We’d previosuly written that most consumers won’t use RSS even if that technology is built into other software or even into the computer operating system, and cited the examples of how most consumers don’t use the Usenet newsreaders were built into e-mail apps or the Active Desktop feed receiving capabilities that were built into the Windows operating system. Pirillo responds:

    “The reason that aggregators will be used while Usenet and Active Desktop [are, comparatively,] not is that aggregators are easy to use and unobtrusive. You choose [only the] updates [that you find important], and that’s what you get. Right now there is at least one aggregator I know of, Bloglines, that could be easily used by anyone who has been online before. (For reasons that should be obvious, RSS feeds are of no value to anyone without a computer and online access.)

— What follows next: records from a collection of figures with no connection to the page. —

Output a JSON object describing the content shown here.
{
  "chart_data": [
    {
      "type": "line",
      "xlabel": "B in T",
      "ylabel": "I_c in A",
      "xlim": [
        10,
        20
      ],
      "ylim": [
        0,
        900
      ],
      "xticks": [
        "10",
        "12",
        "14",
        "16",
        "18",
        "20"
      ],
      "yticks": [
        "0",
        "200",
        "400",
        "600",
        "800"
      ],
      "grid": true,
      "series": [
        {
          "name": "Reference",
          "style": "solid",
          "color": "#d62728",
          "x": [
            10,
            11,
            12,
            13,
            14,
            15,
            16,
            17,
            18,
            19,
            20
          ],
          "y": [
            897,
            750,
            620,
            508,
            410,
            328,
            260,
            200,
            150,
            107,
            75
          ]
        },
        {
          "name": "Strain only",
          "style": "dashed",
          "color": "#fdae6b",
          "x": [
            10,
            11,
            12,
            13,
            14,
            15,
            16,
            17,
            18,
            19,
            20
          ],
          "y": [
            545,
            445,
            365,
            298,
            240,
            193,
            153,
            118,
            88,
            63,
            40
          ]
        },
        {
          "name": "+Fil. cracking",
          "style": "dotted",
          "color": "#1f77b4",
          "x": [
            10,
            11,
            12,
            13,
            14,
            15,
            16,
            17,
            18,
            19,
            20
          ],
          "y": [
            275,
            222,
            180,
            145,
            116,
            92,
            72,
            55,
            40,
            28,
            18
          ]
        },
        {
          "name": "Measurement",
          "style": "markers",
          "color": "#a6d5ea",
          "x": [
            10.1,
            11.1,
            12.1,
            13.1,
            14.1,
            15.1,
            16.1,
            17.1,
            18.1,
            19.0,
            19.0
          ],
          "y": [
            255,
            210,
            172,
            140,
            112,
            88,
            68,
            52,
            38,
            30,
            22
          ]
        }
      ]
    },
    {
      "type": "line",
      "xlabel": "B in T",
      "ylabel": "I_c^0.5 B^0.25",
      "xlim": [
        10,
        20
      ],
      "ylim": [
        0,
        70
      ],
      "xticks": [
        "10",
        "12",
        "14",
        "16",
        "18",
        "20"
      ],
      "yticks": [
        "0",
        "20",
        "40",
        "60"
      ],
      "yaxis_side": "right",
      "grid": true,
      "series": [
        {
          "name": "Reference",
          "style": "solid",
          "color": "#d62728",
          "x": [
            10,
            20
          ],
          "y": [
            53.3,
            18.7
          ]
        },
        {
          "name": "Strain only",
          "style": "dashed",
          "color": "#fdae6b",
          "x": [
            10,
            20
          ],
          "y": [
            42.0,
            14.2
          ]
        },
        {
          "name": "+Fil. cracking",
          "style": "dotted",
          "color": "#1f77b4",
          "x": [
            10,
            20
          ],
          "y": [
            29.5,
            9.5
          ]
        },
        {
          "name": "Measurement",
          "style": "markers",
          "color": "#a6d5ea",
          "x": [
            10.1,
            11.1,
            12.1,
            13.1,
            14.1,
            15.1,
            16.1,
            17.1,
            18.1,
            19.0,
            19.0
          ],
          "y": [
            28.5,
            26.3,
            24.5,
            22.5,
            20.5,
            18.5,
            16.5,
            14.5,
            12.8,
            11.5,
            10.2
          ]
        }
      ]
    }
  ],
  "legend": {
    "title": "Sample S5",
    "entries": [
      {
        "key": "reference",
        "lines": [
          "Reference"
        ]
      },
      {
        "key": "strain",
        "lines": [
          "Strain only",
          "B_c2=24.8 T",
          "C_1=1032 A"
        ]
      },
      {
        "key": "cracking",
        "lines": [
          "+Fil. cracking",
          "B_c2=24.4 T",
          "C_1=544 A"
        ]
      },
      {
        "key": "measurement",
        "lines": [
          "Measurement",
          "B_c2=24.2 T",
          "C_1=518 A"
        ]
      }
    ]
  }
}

    “Active Desktop and PointCast gave me limited choices, along with a lot of stuff I didn’t want, which interfered with my other work at the computer (and Usenet has always been a mystery to me). I’ve never been able to configure it properly, so I gave up on that a long time ago. They are both completely different than RSS aggregators.”

So, “aggregators” (RSS newsreader software) will be used, although the easy-to-use and unobtrusive Usenet and Active Desktop softwares were not, because the aggregators are easy-to-use and unobtrusive? As for Active Desktop, it gives you only the feeds you ask, like RSS does. If Pirillo got anything he didn’t want via an Active Desktop feed, that is because those feeds, like RSS feeds, send whatever their publishers wants to send. And we’re sorry to hear that the decade-old Usenet system is a mystery for this techno-guru to use. Ditto his:

    “Once my local newspaper gets an RSS feed, I’d probably look at it daily, too. I get an e-mailed update from one newspaper, but most often it gets deleted inadvertently, so I don’t see that one very often, either.”

Gotta’ watch that Delete key! Nevertheless, we thank Pirillo for correcting our “deep misunderstanding” that his previous article, Why RSS Will Kill E-Mail Publishing, wasn’t about e-mail publishing in general but only about how some micropublishers might consider also using RSS. As indeed we are.

If you’re a micropublisher operating a site aimed at people who might be using RSS newsreader software, take Pirillo’s advice. But if you’re not a micropublisher or your site isn’t aimed at people who might not be using RSS newsreader software, don’t abandon your site’s use of solicited e-mail publishing.